1. Extremely corrosion resistant, suitable for extreme working conditions

Made from high-purity silicon carbide powder recrystallized and sintered at 2400℃, it is resistant to acids and alkalis in the pH range of 0–14, and can withstand corrosion from strong acids, strong alkalis, high-concentration oxidants and organic solvents. It can operate stably and without aging in harsh water conditions such as concentrated brine, chemical wastewater and landfill leachate for a long time.

2. High-throughput operation, resulting in higher processing efficiency.

The membrane surface has a water contact angle of only 10.3°, making it extremely hydrophilic. Its operating flux is stable at 60–100 LMH, which is 3–4 times that of organic membranes. For the same treatment scale, it requires less membrane area and the membrane tank occupies less space, significantly reducing civil engineering costs.

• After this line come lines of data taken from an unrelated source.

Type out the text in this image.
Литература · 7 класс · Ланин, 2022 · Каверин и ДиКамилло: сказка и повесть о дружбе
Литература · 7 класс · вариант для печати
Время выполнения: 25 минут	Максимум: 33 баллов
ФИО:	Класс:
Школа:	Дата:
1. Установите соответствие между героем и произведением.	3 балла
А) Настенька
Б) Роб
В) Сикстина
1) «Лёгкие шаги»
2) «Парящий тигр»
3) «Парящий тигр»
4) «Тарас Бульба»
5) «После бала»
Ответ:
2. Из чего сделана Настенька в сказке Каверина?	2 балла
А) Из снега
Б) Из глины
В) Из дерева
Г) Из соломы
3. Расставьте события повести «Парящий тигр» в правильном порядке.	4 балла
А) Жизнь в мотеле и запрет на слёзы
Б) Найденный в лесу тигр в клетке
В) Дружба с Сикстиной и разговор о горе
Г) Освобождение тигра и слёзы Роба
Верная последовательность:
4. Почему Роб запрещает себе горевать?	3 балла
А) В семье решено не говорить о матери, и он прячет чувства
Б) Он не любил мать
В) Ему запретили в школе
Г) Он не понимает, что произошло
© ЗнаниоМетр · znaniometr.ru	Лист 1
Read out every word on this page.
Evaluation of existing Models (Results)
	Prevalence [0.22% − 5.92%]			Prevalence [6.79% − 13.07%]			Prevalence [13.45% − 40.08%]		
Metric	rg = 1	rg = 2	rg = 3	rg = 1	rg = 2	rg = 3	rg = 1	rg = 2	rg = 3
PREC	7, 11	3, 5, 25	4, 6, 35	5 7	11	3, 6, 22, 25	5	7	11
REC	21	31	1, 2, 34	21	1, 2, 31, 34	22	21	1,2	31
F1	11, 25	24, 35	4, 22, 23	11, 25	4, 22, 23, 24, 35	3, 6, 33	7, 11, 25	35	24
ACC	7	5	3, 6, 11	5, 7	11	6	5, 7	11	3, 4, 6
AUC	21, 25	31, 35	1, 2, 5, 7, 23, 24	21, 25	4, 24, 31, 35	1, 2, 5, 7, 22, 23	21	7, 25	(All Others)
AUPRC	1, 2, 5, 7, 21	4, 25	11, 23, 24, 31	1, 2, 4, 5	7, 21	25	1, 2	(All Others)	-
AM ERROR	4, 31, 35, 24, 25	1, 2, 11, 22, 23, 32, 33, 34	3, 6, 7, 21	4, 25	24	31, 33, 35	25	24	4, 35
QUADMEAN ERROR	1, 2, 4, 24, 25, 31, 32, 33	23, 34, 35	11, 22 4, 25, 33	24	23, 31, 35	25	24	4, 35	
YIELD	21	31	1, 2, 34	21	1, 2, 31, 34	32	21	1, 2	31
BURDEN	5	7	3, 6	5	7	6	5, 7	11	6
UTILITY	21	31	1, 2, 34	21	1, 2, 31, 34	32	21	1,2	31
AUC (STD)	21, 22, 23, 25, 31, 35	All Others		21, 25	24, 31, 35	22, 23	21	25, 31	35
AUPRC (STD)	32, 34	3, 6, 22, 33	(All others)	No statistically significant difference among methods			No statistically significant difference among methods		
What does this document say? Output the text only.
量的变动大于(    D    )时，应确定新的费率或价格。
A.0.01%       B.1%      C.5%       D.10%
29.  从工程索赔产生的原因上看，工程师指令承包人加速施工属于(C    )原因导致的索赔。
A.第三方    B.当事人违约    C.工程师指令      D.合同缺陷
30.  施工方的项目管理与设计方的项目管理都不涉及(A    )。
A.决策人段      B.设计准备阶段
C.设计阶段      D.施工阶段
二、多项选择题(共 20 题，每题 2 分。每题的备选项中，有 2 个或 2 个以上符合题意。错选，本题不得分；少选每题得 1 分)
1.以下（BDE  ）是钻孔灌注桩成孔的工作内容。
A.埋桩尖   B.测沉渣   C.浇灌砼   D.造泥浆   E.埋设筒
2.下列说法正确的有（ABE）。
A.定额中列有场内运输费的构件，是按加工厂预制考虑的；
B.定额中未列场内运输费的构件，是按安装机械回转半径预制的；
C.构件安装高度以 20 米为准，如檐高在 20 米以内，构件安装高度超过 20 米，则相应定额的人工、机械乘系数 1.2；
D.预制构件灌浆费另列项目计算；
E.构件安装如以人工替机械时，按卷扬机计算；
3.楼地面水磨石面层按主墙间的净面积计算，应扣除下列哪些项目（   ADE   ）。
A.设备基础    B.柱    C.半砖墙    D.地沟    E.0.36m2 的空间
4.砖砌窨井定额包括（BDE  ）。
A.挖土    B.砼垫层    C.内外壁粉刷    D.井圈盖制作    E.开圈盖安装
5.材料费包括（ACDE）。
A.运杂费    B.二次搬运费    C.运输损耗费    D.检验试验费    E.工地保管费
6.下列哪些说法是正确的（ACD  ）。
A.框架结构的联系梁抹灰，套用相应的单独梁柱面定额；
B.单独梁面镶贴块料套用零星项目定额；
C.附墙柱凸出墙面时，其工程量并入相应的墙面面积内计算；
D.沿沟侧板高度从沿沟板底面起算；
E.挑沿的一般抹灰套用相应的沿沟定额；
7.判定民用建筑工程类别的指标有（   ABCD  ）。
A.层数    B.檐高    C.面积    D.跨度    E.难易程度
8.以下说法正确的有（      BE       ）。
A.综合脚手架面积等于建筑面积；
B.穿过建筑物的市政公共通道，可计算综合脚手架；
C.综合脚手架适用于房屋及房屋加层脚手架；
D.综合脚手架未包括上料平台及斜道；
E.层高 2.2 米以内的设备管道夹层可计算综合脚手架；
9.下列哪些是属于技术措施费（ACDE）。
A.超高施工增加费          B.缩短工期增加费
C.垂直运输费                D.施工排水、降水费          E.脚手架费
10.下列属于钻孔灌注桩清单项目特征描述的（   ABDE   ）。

3. Strong resistance to stains, easy to clean and restore

The membrane surface is strongly negatively charged, electrostatically repelling sludge, colloids, and oil, resulting in excellent anti-fouling capabilities. Aeration and flushing delay fouling, and after fouling, high-concentration acid, alkali, and oxidant cleaning can restore 100% of the flux. The cleaning cycle is long and maintenance is simple.

4. Ultra-long lifespan and low total lifespan cost.

It has high mechanical strength, wear resistance, no risk of fiber breakage, and a service life of ≥10 years, which is 3-4 times that of organic membranes; the aeration volume is only half that of organic membranes, resulting in low energy consumption; it does not require frequent membrane replacement, significantly reducing consumable costs and downtime, and has outstanding economic benefits throughout its entire life cycle.

5. Highly compatible and easy to upgrade and modify.

It is fully compatible with existing organic MBR systems and can replace organic membranes in situ without major equipment modifications; it is suitable for complex water qualities such as high sludge concentration, high oil content, and high salinity, and is easy to upgrade and quick to show results.

III. Typical Application Cases

Case 1: A sewage treatment project in a certain township

Processing capacity: 3000 m³/d

Process scheme: Silicon carbide flat sheet membrane MBR is used to replace the traditional secondary sedimentation tank.

Application results: Stable and compliant effluent, simple operation and maintenance, effectively solving the problem of sewage discharge in rural areas.

Case 2: Upgrading Project for Concentrated Salt Wastewater from a Coal Chemical Plant

Processing capacity: 76 m³/h

Upgrade Background: The original organic membrane had a short lifespan, required frequent replacement, and was costly.

Application results: After replacing with silicon carbide flat sheet membrane, the operational stability was significantly improved, the membrane life was greatly extended, and the maintenance cost was significantly reduced.

Case 3: Wastewater Treatment Project at a Service Area

Processing capacity: 120 m³/d

Process Solution: Integrated Silicon Carbide Flat Sheet Membrane MBR Equipment

Application results: Compact footprint, automated operation, stable treatment of decentralized domestic sewage, and effluent meets standards for reuse.

Case 4: An Industrial Wastewater MBR System Project in Singapore

Processing capacity: 150 m³/d

Application effect: By replacing traditional organic membranes with silicon carbide ceramic membranes, deep treatment of industrial wastewater can be achieved in a limited space.